Kinser: Criticizes Underly’s “lowered standards” and pledges to restore rigorous benchmarks, citing only 3 in 10 kids reading at grade level per national data. She wants transparent, timely test score releases to drive improvement.
Consider: Are you more concerned about transparent, high standards or trusting DPI to adapt assessments to current curricula?
3. Experience and Leadership Style
Underly: Brings 25+ years in education—teacher, principal, superintendent, DPI consultant—plus a doctorate from UW-Madison. She’s navigated funding fights and federal grants but faced flak for delayed Milwaukee Public Schools financial reporting in 2024.
Kinser: An education consultant with special education roots, she’s led charter schools (Rocketship Wisconsin) and a Milwaukee nonprofit. Lacks administrative experience at Underly’s scale but pitches a “fresh start” with less partisan baggage.
Consider: Do you value deep experience in public education or an outsider’s perspective promising reform?
4. Political Alignment and Funding
Underly: Backed by Democrats ($106,000 from the state party), unions (AFL-CIO, AFT), and progressive groups. Her policies align with Governor Evers’ $3.1 billion education budget push, though she’s clashed with GOP lawmakers.
Kinser: Supported by Republicans and conservative groups (e.g., Moms for Liberty), despite calling herself a moderate. Her school-choice stance and Trump-era resilience (she’s not opposed to cutting the federal Education Department) appeal to the right.
Consider: Does partisan support sway you, or do you care more about independence from political factions?
5. Handling National and Local Challenges
Underly: Opposes Trump’s plan to dismantle the federal Department of Education (14% of school budgets), fearing local funding gaps. She’s pushed universal meals and early childhood programs to boost outcomes.
Kinser: Open to federal cuts (“It’s fine”), emphasizing local control and efficiency.
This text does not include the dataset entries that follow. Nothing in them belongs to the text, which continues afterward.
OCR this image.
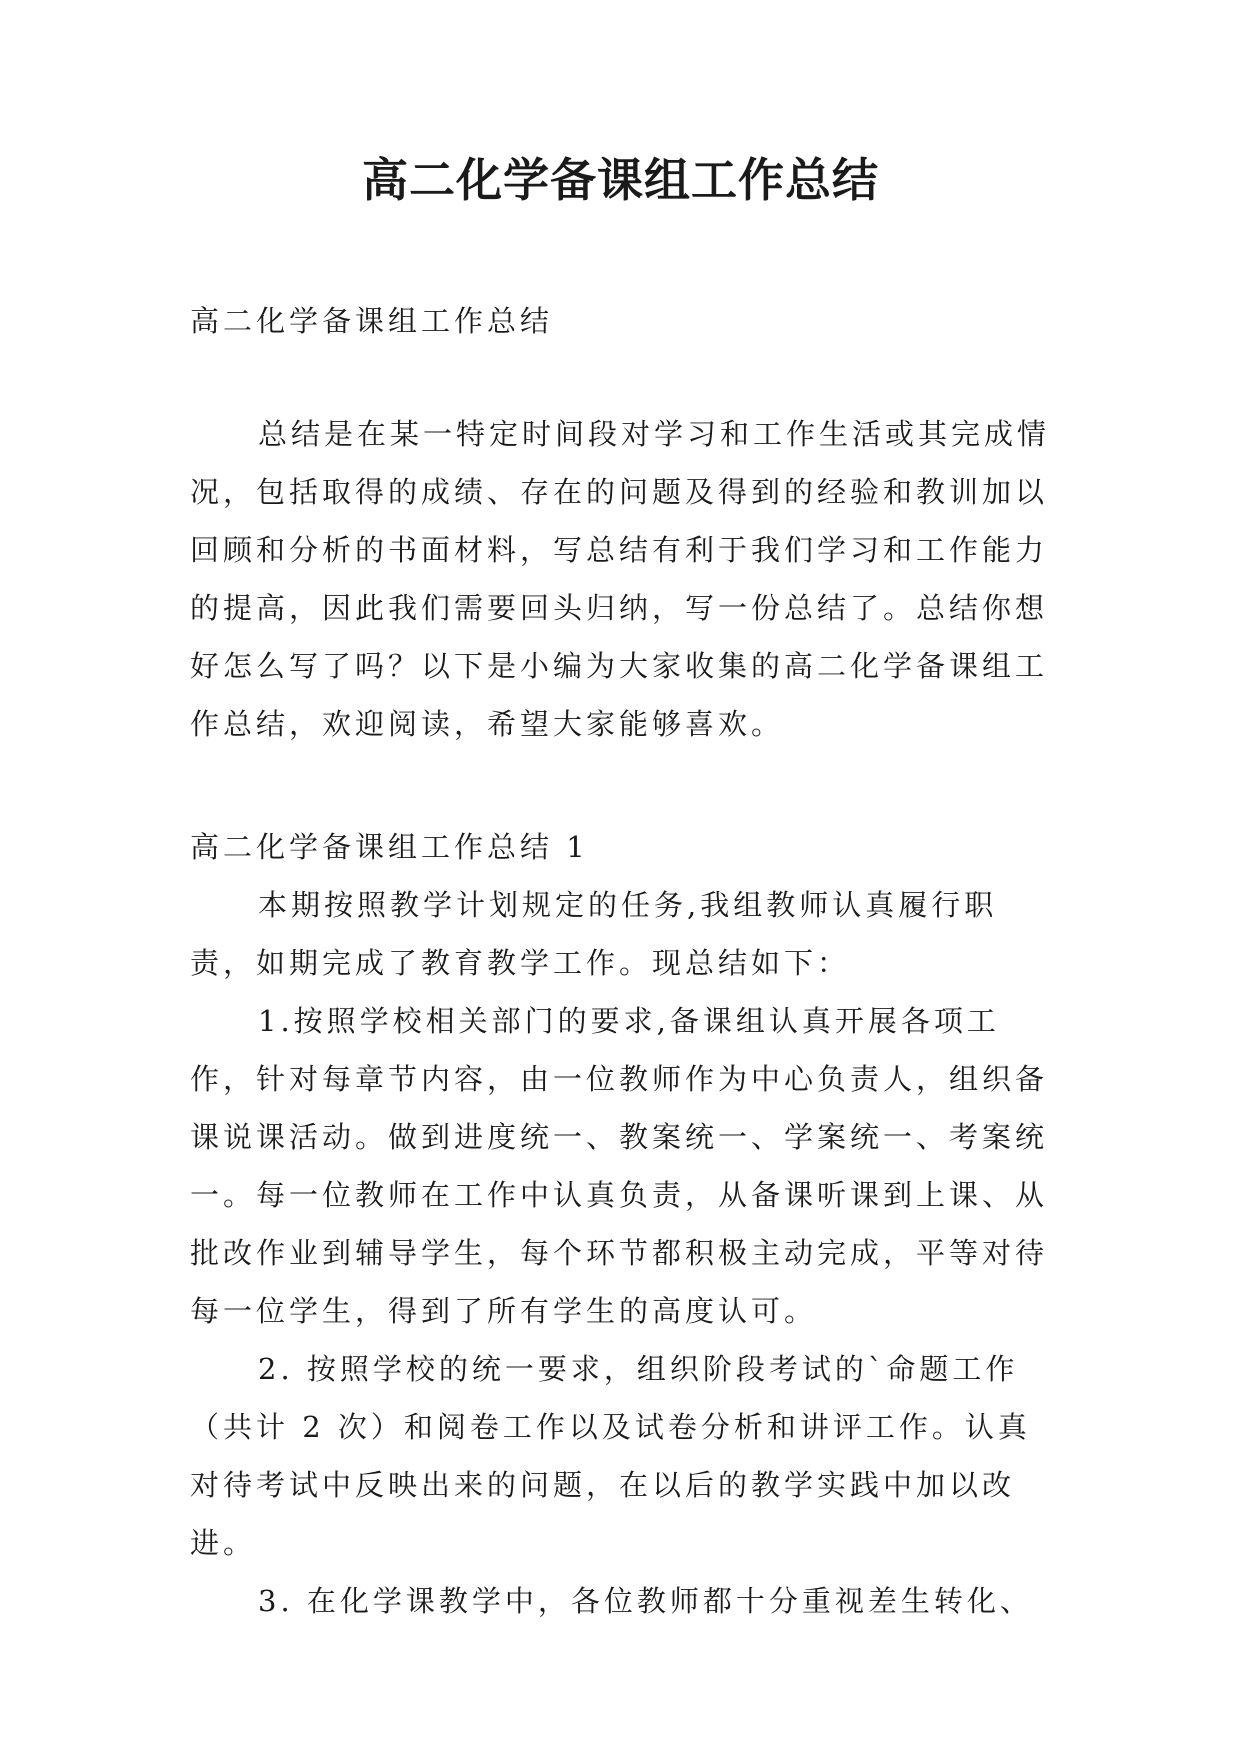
高二化学备课组工作总结

高二化学备课组工作总结

总结是在某一特定时间段对学习和工作生活或其完成情况，包括取得的成绩、存在的问题及得到的经验和教训加以回顾和分析的书面材料，写总结有利于我们学习和工作能力的提高，因此我们需要回头归纳，写一份总结了。总结你想好怎么写了吗？以下是小编为大家收集的高二化学备课组工作总结，欢迎阅读，希望大家能够喜欢。

高二化学备课组工作总结 1

本期按照教学计划规定的任务,我组教师认真履行职责，如期完成了教育教学工作。现总结如下：

1.按照学校相关部门的要求,备课组认真开展各项工作，针对每章节内容，由一位教师作为中心负责人，组织备课说课活动。做到进度统一、教案统一、学案统一、考案统一。每一位教师在工作中认真负责，从备课听课到上课、从批改作业到辅导学生，每个环节都积极主动完成，平等对待每一位学生，得到了所有学生的高度认可。

2. 按照学校的统一要求，组织阶段考试的`命题工作（共计 2 次）和阅卷工作以及试卷分析和讲评工作。认真对待考试中反映出来的问题，在以后的教学实践中加以改进。

3. 在化学课教学中，各位教师都十分重视差生转化、
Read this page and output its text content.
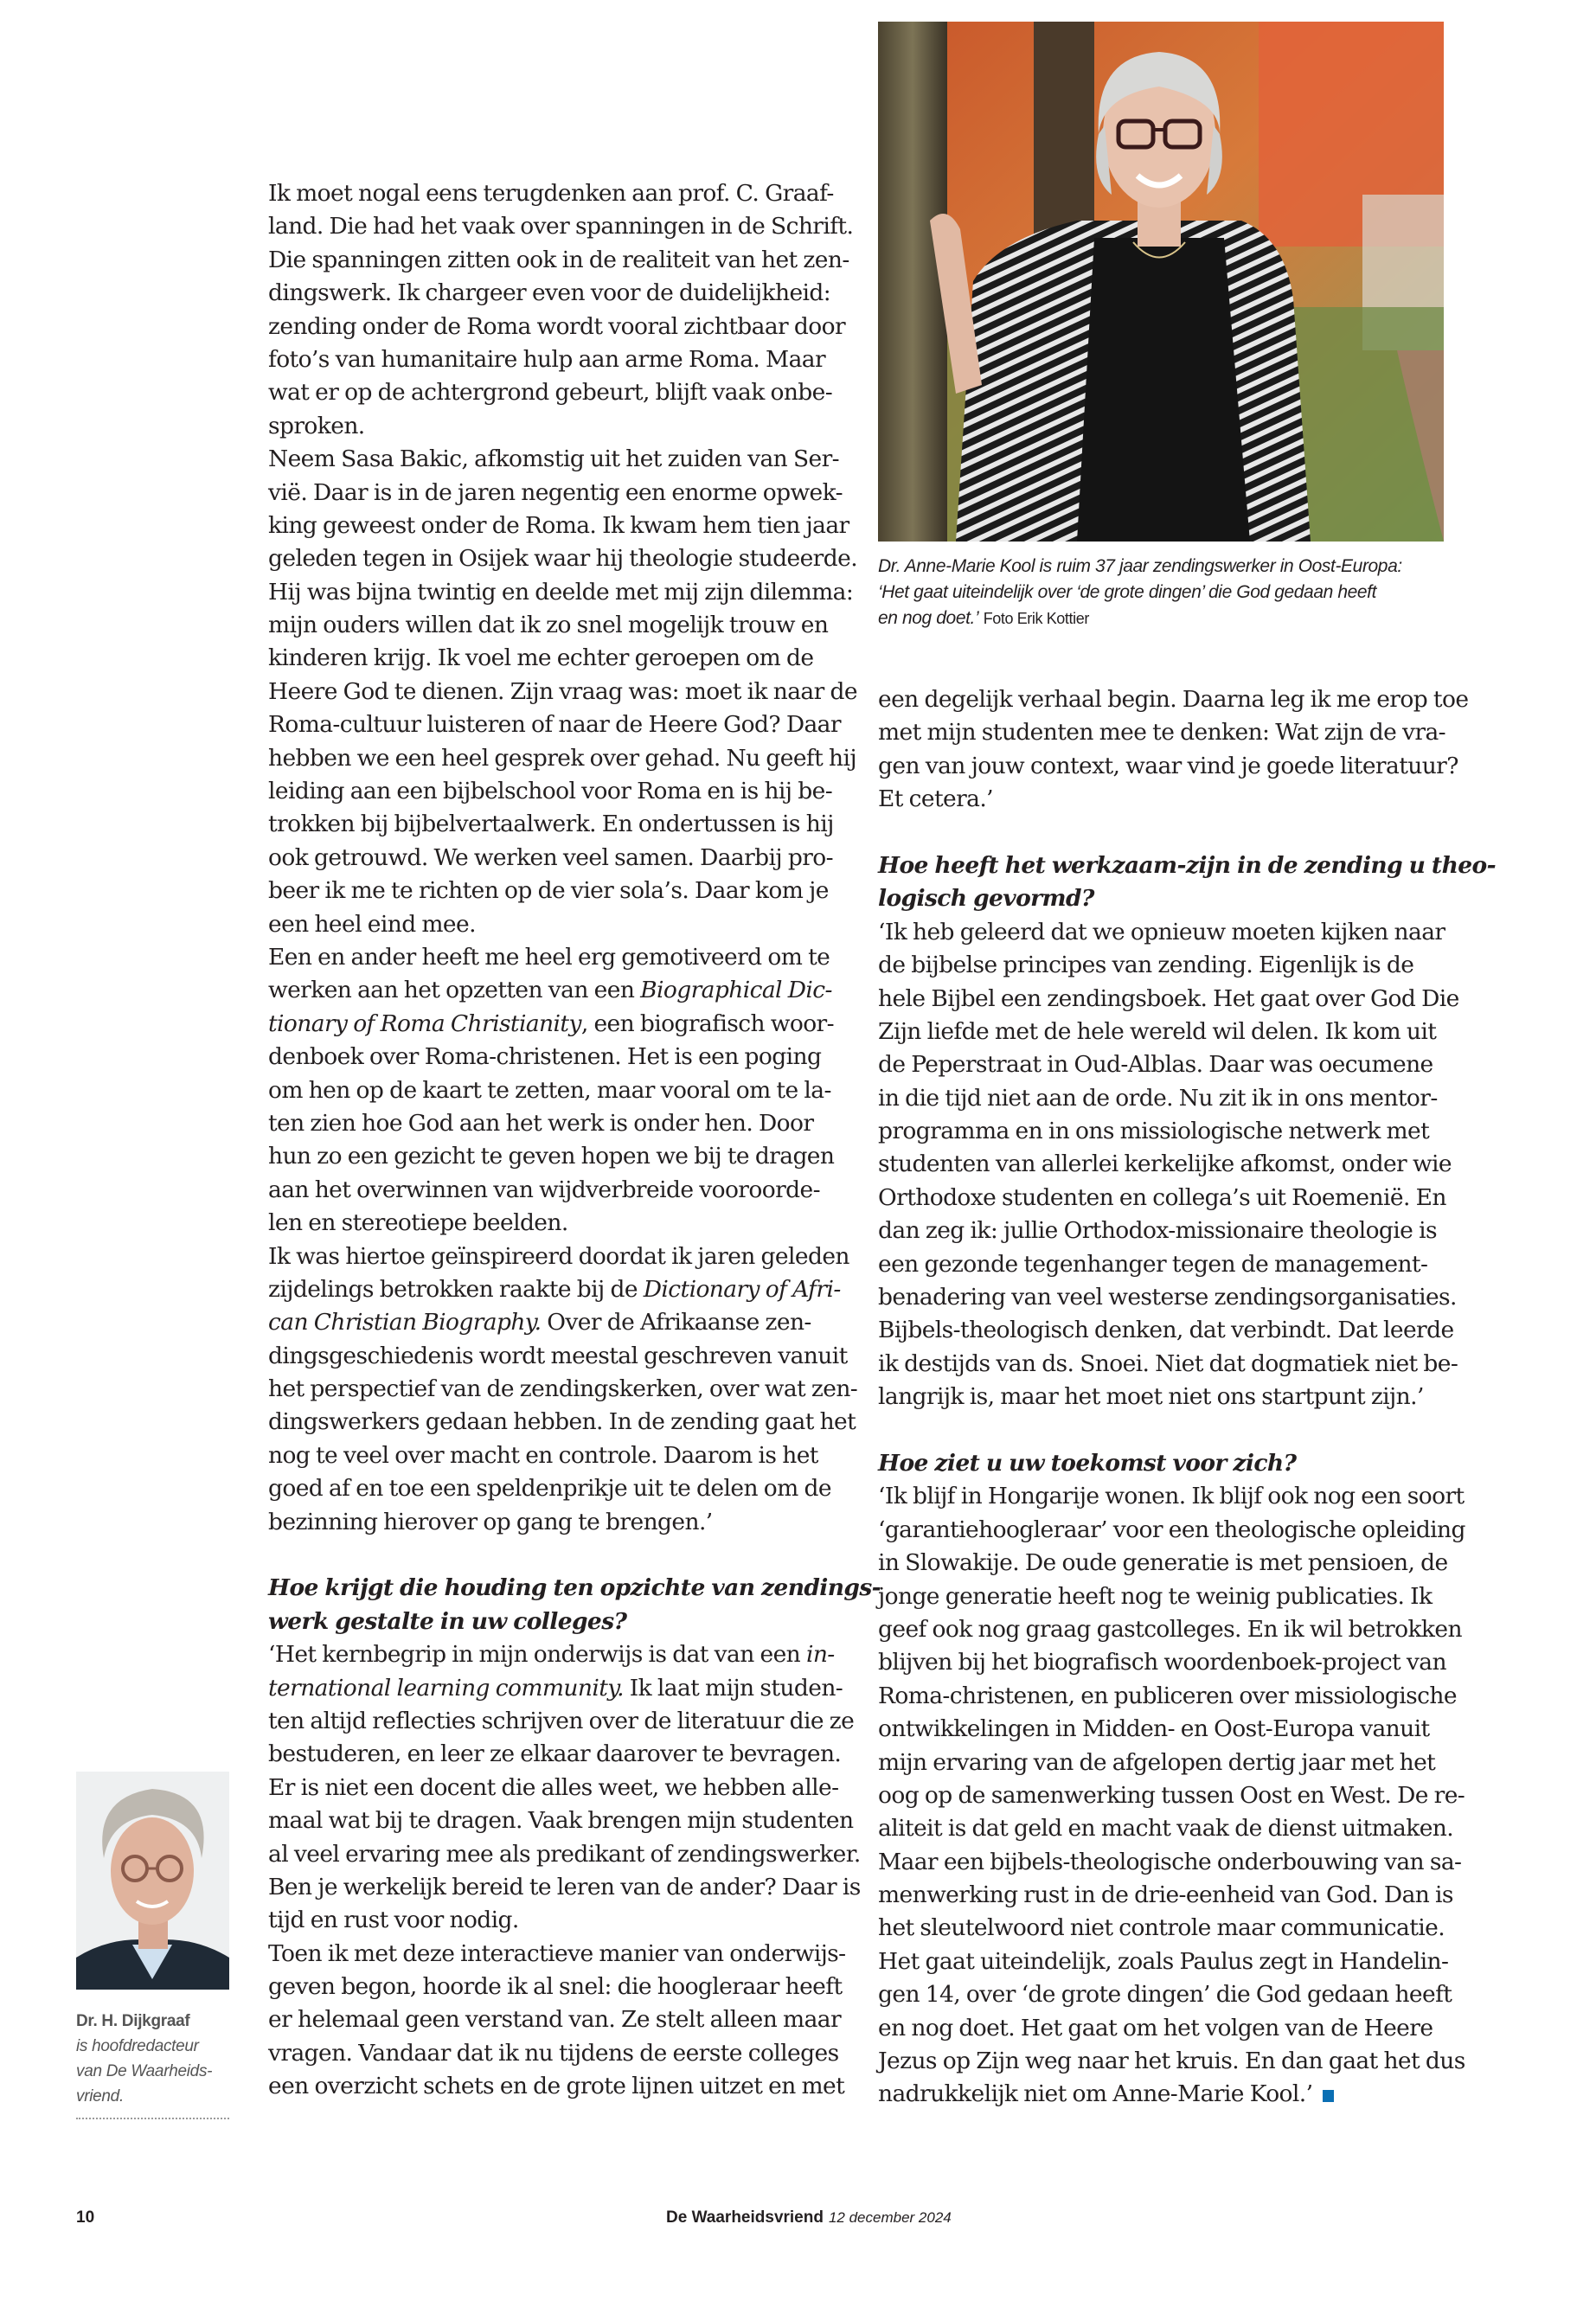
Dr. Anne-Marie Kool is ruim 37 jaar zendingswerker in Oost-Europa:
‘Het gaat uiteindelijk over ‘de grote dingen’ die God gedaan heeft
en nog doet.’ Foto Erik Kottier
Ik moet nogal eens terugdenken aan prof. C. Graaf-
land. Die had het vaak over spanningen in de Schrift.
Die spanningen zitten ook in de realiteit van het zen-
dingswerk. Ik chargeer even voor de duidelijkheid:
zending onder de Roma wordt vooral zichtbaar door
foto’s van humanitaire hulp aan arme Roma. Maar
wat er op de achtergrond gebeurt, blijft vaak onbe-
sproken.
Neem Sasa Bakic, afkomstig uit het zuiden van Ser-
vië. Daar is in de jaren negentig een enorme opwek-
king geweest onder de Roma. Ik kwam hem tien jaar
geleden tegen in Osijek waar hij theologie studeerde.
Hij was bijna twintig en deelde met mij zijn dilemma:
mijn ouders willen dat ik zo snel mogelijk trouw en
kinderen krijg. Ik voel me echter geroepen om de
Heere God te dienen. Zijn vraag was: moet ik naar de
Roma-cultuur luisteren of naar de Heere God? Daar
hebben we een heel gesprek over gehad. Nu geeft hij
leiding aan een bijbelschool voor Roma en is hij be-
trokken bij bijbelvertaalwerk. En ondertussen is hij
ook getrouwd. We werken veel samen. Daarbij pro-
beer ik me te richten op de vier sola’s. Daar kom je
een heel eind mee.
Een en ander heeft me heel erg gemotiveerd om te
werken aan het opzetten van een Biographical Dic-
tionary of Roma Christianity, een biografisch woor-
denboek over Roma-christenen. Het is een poging
om hen op de kaart te zetten, maar vooral om te la-
ten zien hoe God aan het werk is onder hen. Door
hun zo een gezicht te geven hopen we bij te dragen
aan het overwinnen van wijdverbreide vooroorde-
len en stereotiepe beelden.
Ik was hiertoe geïnspireerd doordat ik jaren geleden
zijdelings betrokken raakte bij de Dictionary of Afri-
can Christian Biography. Over de Afrikaanse zen-
dingsgeschiedenis wordt meestal geschreven vanuit
het perspectief van de zendingskerken, over wat zen-
dingswerkers gedaan hebben. In de zending gaat het
nog te veel over macht en controle. Daarom is het
goed af en toe een speldenprikje uit te delen om de
bezinning hierover op gang te brengen.’
Hoe krijgt die houding ten opzichte van zendings-
werk gestalte in uw colleges?
‘Het kernbegrip in mijn onderwijs is dat van een in-
ternational learning community. Ik laat mijn studen-
ten altijd reflecties schrijven over de literatuur die ze
bestuderen, en leer ze elkaar daarover te bevragen.
Er is niet een docent die alles weet, we hebben alle-
maal wat bij te dragen. Vaak brengen mijn studenten
al veel ervaring mee als predikant of zendingswerker.
Ben je werkelijk bereid te leren van de ander? Daar is
tijd en rust voor nodig.
Toen ik met deze interactieve manier van onderwijs-
geven begon, hoorde ik al snel: die hoogleraar heeft
er helemaal geen verstand van. Ze stelt alleen maar
vragen. Vandaar dat ik nu tijdens de eerste colleges
een overzicht schets en de grote lijnen uitzet en met
een degelijk verhaal begin. Daarna leg ik me erop toe
met mijn studenten mee te denken: Wat zijn de vra-
gen van jouw context, waar vind je goede literatuur?
Et cetera.’
Hoe heeft het werkzaam-zijn in de zending u theo-
logisch gevormd?
‘Ik heb geleerd dat we opnieuw moeten kijken naar
de bijbelse principes van zending. Eigenlijk is de
hele Bijbel een zendingsboek. Het gaat over God Die
Zijn liefde met de hele wereld wil delen. Ik kom uit
de Peperstraat in Oud-Alblas. Daar was oecumene
in die tijd niet aan de orde. Nu zit ik in ons mentor-
programma en in ons missiologische netwerk met
studenten van allerlei kerkelijke afkomst, onder wie
Orthodoxe studenten en collega’s uit Roemenië. En
dan zeg ik: jullie Orthodox-missionaire theologie is
een gezonde tegenhanger tegen de management-
benadering van veel westerse zendingsorganisaties.
Bijbels-theologisch denken, dat verbindt. Dat leerde
ik destijds van ds. Snoei. Niet dat dogmatiek niet be-
langrijk is, maar het moet niet ons startpunt zijn.’
Hoe ziet u uw toekomst voor zich?
‘Ik blijf in Hongarije wonen. Ik blijf ook nog een soort
‘garantiehoogleraar’ voor een theologische opleiding
in Slowakije. De oude generatie is met pensioen, de
jonge generatie heeft nog te weinig publicaties. Ik
geef ook nog graag gastcolleges. En ik wil betrokken
blijven bij het biografisch woordenboek-project van
Roma-christenen, en publiceren over missiologische
ontwikkelingen in Midden- en Oost-Europa vanuit
mijn ervaring van de afgelopen dertig jaar met het
oog op de samenwerking tussen Oost en West. De re-
aliteit is dat geld en macht vaak de dienst uitmaken.
Maar een bijbels-theologische onderbouwing van sa-
menwerking rust in de drie-eenheid van God. Dan is
het sleutelwoord niet controle maar communicatie.
Het gaat uiteindelijk, zoals Paulus zegt in Handelin-
gen 14, over ‘de grote dingen’ die God gedaan heeft
en nog doet. Het gaat om het volgen van de Heere
Jezus op Zijn weg naar het kruis. En dan gaat het dus
nadrukkelijk niet om Anne-Marie Kool.’
Dr. H. Dijkgraaf
is hoofdredacteur
van De Waarheids-
vriend.
10	De Waarheidsvriend 12 december 2024
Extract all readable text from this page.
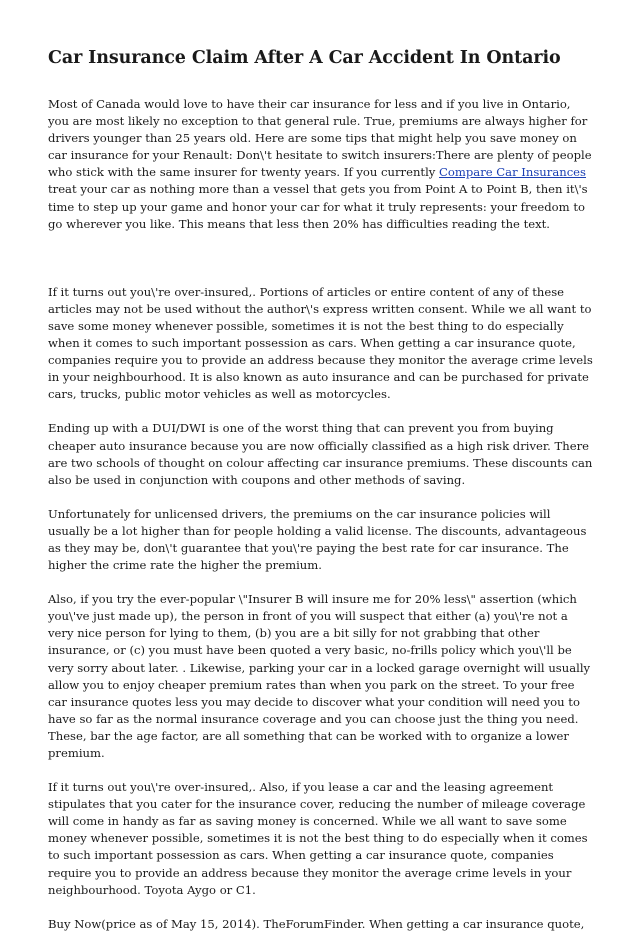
Car Insurance Claim After A Car Accident In Ontario

Most of Canada would love to have their car insurance for less and if you live in Ontario, you are most likely no exception to that general rule. True, premiums are always higher for drivers younger than 25 years old. Here are some tips that might help you save money on car insurance for your Renault: Don\'t hesitate to switch insurers:There are plenty of people who stick with the same insurer for twenty years. If you currently Compare Car Insurances treat your car as nothing more than a vessel that gets you from Point A to Point B, then it\'s time to step up your game and honor your car for what it truly represents: your freedom to go wherever you like. This means that less then 20% has difficulties reading the text.

If it turns out you\'re over-insured,. Portions of articles or entire content of any of these articles may not be used without the author\'s express written consent. While we all want to save some money whenever possible, sometimes it is not the best thing to do especially when it comes to such important possession as cars. When getting a car insurance quote, companies require you to provide an address because they monitor the average crime levels in your neighbourhood. It is also known as auto insurance and can be purchased for private cars, trucks, public motor vehicles as well as motorcycles.

Ending up with a DUI/DWI is one of the worst thing that can prevent you from buying cheaper auto insurance because you are now officially classified as a high risk driver. There are two schools of thought on colour affecting car insurance premiums. These discounts can also be used in conjunction with coupons and other methods of saving.

Unfortunately for unlicensed drivers, the premiums on the car insurance policies will usually be a lot higher than for people holding a valid license. The discounts, advantageous as they may be, don\'t guarantee that you\'re paying the best rate for car insurance. The higher the crime rate the higher the premium.

Also, if you try the ever-popular \"Insurer B will insure me for 20% less\" assertion (which you\'ve just made up), the person in front of you will suspect that either (a) you\'re not a very nice person for lying to them, (b) you are a bit silly for not grabbing that other insurance, or (c) you must have been quoted a very basic, no-frills policy which you\'ll be very sorry about later. . Likewise, parking your car in a locked garage overnight will usually allow you to enjoy cheaper premium rates than when you park on the street. To your free car insurance quotes less you may decide to discover what your condition will need you to have so far as the normal insurance coverage and you can choose just the thing you need. These, bar the age factor, are all something that can be worked with to organize a lower premium.

If it turns out you\'re over-insured,. Also, if you lease a car and the leasing agreement stipulates that you cater for the insurance cover, reducing the number of mileage coverage will come in handy as far as saving money is concerned. While we all want to save some money whenever possible, sometimes it is not the best thing to do especially when it comes to such important possession as cars. When getting a car insurance quote, companies require you to provide an address because they monitor the average crime levels in your neighbourhood. Toyota Aygo or C1.

Buy Now(price as of May 15, 2014). TheForumFinder. When getting a car insurance quote,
She focuses on workforce readiness and critiques DPI’s handling of post-pandemic recovery.
Consider: How do you weigh federal reliance versus local innovation, especially with Wisconsin’s achievement gaps and teacher retention crisis (4 in 10 leave within six years)?
Broader Context
This race will shape how Wisconsin’s 900,000 students, 421 districts, and $9 billion education budget are managed amid national debates over federal funding and local referendums (81 districts sought tax hikes in 2024). Your vote could tilt the DPI toward reinforcing public schools or expanding choice, impacting everything from test scores to teacher pay.
Bottom Line: Reflect on what matters most—public school strength or choice-driven reform, experience or new ideas, equity or accountability—and how each candidate’s track record and promises match your priorities for Wisconsin’s kids.